The last inconsistency concerns the circumstances surrounding the death of Singh’s father, Jarnail. Singh testified that after his father’s second arrest, no member of his family had contact with the father until his dead body was found in the fields. However, the sarpanch of the village submitted an affidavit saying in part that “I help his family for the release of late Jarnail Singh on both occassions [sic]. He died on [10/22/96] because of police torture.” The IJ perceived this apparent discrepancy as an inconsistency in Singh’s testimony. But a closer examination shows that there is no inconsistency between these statements. First, even if the *560sarpanch did obtain Jarnail’s release, Singh’s testimony that no member of his family saw Jarnail alive again is not inconsistent. The IJ’s conclusion contains the speculation that if the sarpanch saw Jar-nail alive, so did members of Singh’s family. Second, the phrase “help his family for the release” does not mean that such help was successful, or that Jarnail was alive when he was eventually released. Third, Singh was not present during the arrest, so an inconsistency between his testimony (learned second-hand from his uncle) and the sarpanch’s eyewitness account is hardly surprising.

As an alternative basis for denying the application, the IJ determined that even if Singh’s testimony were credible, Singh was not persecuted on account of a protected ground, but as part of a “legitimate police investigation.” But if Singh’s testimony is credible, then his father was murdered by the police in response to Singh’s imputed political activities. That fact is irreconcilable with a conclusion that Singh was not persecuted on a protected ground.

Because the IJ’s adverse credibility determination is not supported by substantial evidence, we grant Singh’s petition for review. On remand, the BIA shall treat Singh’s credibility as established, and determine whether he is otherwise statutorily eligible for asylum.

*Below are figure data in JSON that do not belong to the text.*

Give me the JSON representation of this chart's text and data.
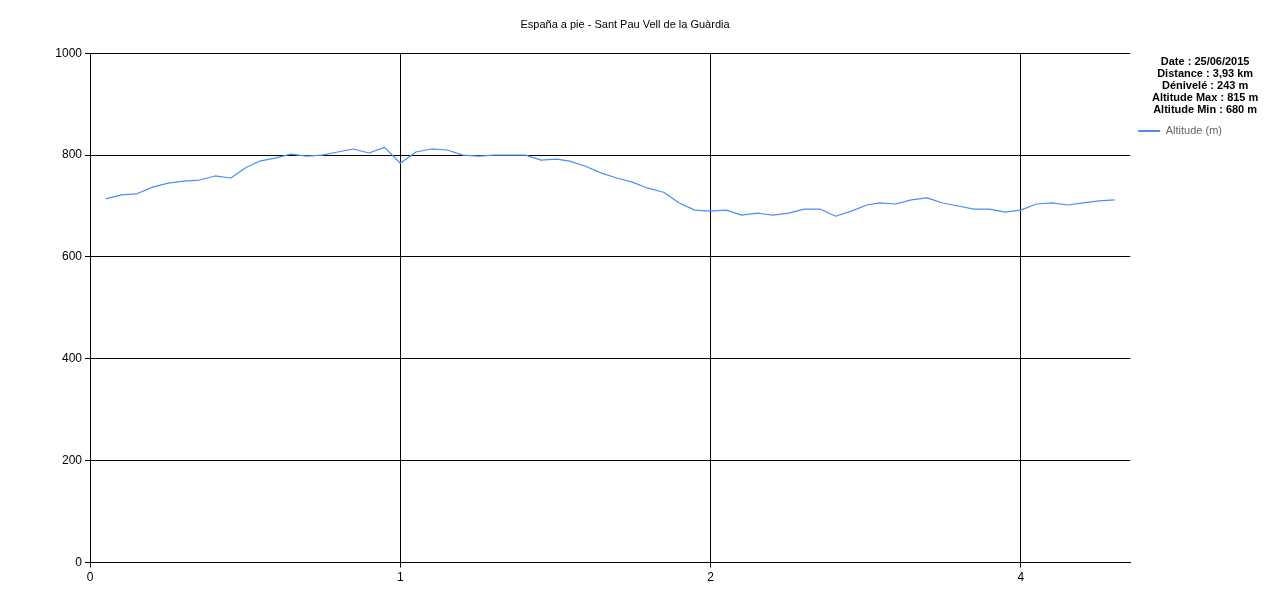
{
  "chart_data": {
    "type": "line",
    "title": "España a pie - Sant Pau Vell de la Guàrdia",
    "annotations": [
      "Date : 25/06/2015",
      "Distance : 3,93 km",
      "Dénivelé : 243 m",
      "Altitude Max : 815 m",
      "Altitude Min : 680 m"
    ],
    "x": [
      0.06,
      0.12,
      0.18,
      0.24,
      0.3,
      0.36,
      0.42,
      0.48,
      0.54,
      0.6,
      0.65,
      0.71,
      0.77,
      0.83,
      0.89,
      0.95,
      1.01,
      1.07,
      1.13,
      1.19,
      1.25,
      1.31,
      1.37,
      1.43,
      1.49,
      1.55,
      1.61,
      1.67,
      1.73,
      1.79,
      1.84,
      1.9,
      1.96,
      2.02,
      2.08,
      2.14,
      2.2,
      2.26,
      2.32,
      2.38,
      2.44,
      2.5,
      2.56,
      2.62,
      2.68,
      2.74,
      2.8,
      2.86,
      2.92,
      2.98,
      3.03,
      3.09,
      3.15,
      3.21,
      3.27,
      3.33,
      3.39,
      3.45,
      3.51,
      3.57,
      3.63,
      3.69,
      3.75,
      3.81,
      3.87,
      3.93
    ],
    "series": [
      {
        "name": "Altitude (m)",
        "color": "#4b8df8",
        "values": [
          714,
          722,
          724,
          737,
          745,
          749,
          751,
          759,
          755,
          776,
          788,
          794,
          802,
          798,
          800,
          806,
          812,
          804,
          815,
          784,
          806,
          812,
          810,
          800,
          798,
          800,
          800,
          800,
          790,
          792,
          788,
          778,
          765,
          755,
          747,
          735,
          727,
          706,
          692,
          690,
          692,
          682,
          686,
          682,
          686,
          694,
          694,
          680,
          690,
          702,
          706,
          704,
          712,
          716,
          706,
          700,
          694,
          694,
          688,
          692,
          704,
          706,
          702,
          706,
          710,
          712
        ]
      }
    ],
    "xlim": [
      0,
      3.99
    ],
    "xticks": [
      0,
      {
        "value": 1.19,
        "label": "1"
      },
      {
        "value": 2.38,
        "label": "2"
      },
      {
        "value": 3.57,
        "label": "4"
      }
    ],
    "ylim": [
      0,
      1000
    ],
    "yticks": [
      0,
      200,
      400,
      600,
      800,
      1000
    ],
    "grid": true,
    "legend": "top right",
    "marker": "none",
    "line_style": "solid"
  }
}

See He v. Ashcroft, 328 F.3d 593, 604 (9th Cir.2003) (“The INS, having lost this appeal, should not have repeated opportunities to show that Mr. He is not credible any more than Mr. He, had he lost, should have an opportunity for remand and further proceedings to establish his credibility.”).

Because Singh’s credibility is essential to deciding his eligibility for withholding of removal and/or relief under the Convention Against Torture, we remand those issues to the BIA for it to make the initial determinations. See INS v. Ventura, 537 U.S. 12, 17-18, 123 S.Ct. 353, 154 L.Ed.2d 272 (2002).

PETITION GRANTED; CASE REMANDED.

This disposition is not appropriate for publication and may not be cited to or by the courts of this circuit except as provided by Ninth Circuit Rule 36-3.